Miscreants could exploit the glitch to bypass authentication to Storage Foundation's management console, which could allow them to infect client PCs with malicious code via the software's scan scheduling service, Symantec said in a Deepsight Threat Management System bulletin.
Symantec Deepsight gave the vulnerability its highest severity rating, 10 out of 10, but noted that the scheduling service isn't normally exposed to unauthorized hosts, which means an attacker would need to have local access to the network in order to take advantage.
Symantec also fixed a denial of service vulnerability affecting the Windows and Unix versions of its Veritas Volume Replicator software, to which it assigned a severity rating of 6.7 out of 10.
On Monday, Cupertino, Calif.-based Symantec patched a pair of flaws in Reporting Server, a web application that companies use in conjunction with the vendor's System Center console to generate reports for the Symantec Client Security and Antivirus products installed on their networks.

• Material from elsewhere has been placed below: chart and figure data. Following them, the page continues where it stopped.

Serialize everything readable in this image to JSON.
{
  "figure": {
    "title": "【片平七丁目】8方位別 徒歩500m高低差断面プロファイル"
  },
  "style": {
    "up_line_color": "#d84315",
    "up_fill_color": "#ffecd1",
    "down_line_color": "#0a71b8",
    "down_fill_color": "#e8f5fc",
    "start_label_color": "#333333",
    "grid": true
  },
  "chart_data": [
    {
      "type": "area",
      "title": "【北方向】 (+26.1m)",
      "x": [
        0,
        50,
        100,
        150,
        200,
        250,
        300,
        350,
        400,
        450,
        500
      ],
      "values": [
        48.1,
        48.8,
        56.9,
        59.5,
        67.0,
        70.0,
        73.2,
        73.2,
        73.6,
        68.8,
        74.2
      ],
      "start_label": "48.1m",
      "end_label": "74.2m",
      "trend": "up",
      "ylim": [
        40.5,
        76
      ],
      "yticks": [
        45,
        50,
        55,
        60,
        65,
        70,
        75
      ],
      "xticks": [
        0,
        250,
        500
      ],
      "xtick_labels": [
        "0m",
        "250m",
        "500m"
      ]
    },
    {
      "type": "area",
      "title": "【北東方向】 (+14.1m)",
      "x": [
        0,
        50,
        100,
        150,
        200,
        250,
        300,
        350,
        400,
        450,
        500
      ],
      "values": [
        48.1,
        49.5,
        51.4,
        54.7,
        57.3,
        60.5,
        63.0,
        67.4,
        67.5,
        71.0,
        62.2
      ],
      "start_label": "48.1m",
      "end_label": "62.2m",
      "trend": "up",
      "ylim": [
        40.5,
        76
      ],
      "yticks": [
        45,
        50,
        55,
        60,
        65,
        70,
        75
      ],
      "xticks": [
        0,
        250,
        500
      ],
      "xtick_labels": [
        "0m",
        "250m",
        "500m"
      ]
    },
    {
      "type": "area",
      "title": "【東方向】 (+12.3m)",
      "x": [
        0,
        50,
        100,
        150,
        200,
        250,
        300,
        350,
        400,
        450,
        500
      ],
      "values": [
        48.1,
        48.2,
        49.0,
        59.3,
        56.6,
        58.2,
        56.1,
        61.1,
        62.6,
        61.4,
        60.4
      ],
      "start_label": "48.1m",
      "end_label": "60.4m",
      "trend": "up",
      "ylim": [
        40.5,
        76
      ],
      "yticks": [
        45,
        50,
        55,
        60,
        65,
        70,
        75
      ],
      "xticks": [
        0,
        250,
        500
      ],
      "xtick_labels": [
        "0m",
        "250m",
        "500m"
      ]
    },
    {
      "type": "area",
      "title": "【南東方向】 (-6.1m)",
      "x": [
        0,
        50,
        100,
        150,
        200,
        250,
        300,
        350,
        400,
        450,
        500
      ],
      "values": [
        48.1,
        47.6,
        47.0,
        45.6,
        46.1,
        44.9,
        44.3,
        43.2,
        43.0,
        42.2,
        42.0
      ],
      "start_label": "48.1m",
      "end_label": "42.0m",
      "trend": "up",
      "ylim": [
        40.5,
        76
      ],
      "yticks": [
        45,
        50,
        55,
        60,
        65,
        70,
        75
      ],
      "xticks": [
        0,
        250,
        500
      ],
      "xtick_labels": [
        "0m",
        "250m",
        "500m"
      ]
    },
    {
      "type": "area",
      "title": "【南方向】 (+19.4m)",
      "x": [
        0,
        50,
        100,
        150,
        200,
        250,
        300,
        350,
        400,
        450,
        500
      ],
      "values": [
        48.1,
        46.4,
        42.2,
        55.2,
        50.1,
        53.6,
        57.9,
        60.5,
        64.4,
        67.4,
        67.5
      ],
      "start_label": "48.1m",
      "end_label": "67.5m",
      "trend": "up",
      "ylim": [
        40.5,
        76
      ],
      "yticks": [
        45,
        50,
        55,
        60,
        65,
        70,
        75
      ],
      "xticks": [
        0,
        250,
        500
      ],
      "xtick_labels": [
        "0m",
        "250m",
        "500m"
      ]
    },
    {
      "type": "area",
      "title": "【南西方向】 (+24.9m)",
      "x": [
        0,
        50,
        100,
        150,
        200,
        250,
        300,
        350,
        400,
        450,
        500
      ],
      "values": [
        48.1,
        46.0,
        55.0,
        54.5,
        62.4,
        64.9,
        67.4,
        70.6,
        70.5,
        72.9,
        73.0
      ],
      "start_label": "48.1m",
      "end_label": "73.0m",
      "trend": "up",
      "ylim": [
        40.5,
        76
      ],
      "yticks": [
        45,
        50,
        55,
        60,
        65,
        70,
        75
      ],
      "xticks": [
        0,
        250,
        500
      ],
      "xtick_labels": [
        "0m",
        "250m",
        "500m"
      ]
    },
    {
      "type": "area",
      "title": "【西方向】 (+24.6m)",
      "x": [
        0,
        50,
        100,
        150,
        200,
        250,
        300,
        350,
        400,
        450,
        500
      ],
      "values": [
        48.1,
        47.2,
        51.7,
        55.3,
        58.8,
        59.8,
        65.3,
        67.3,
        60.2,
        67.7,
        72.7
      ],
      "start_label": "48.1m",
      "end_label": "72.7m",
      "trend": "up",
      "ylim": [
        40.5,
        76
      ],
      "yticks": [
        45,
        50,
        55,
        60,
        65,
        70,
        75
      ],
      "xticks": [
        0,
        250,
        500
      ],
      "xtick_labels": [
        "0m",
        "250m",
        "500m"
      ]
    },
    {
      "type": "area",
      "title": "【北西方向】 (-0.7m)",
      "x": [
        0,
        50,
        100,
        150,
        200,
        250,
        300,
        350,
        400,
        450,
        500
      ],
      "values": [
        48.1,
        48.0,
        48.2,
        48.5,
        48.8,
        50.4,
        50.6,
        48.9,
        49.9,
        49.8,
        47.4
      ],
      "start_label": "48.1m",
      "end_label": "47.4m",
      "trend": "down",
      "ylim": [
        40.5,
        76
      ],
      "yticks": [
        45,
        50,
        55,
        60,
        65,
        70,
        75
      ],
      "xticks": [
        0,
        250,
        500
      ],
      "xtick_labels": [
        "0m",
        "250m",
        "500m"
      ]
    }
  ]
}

The more serious of the two is a remote privilege escalation flaw that could give attackers the ability to cobble together export data to create a malicious executable, according to a Tuesday Symantec Deepsight, which assigned a severity score of 8.9 on a 10 point scale to the flaw.
Symantec Deepsight gave a severity score of 7.8 to a separate vulnerability affecting the software's authentication mechanism that could allow hackers to gain access to the reporting database without logging in.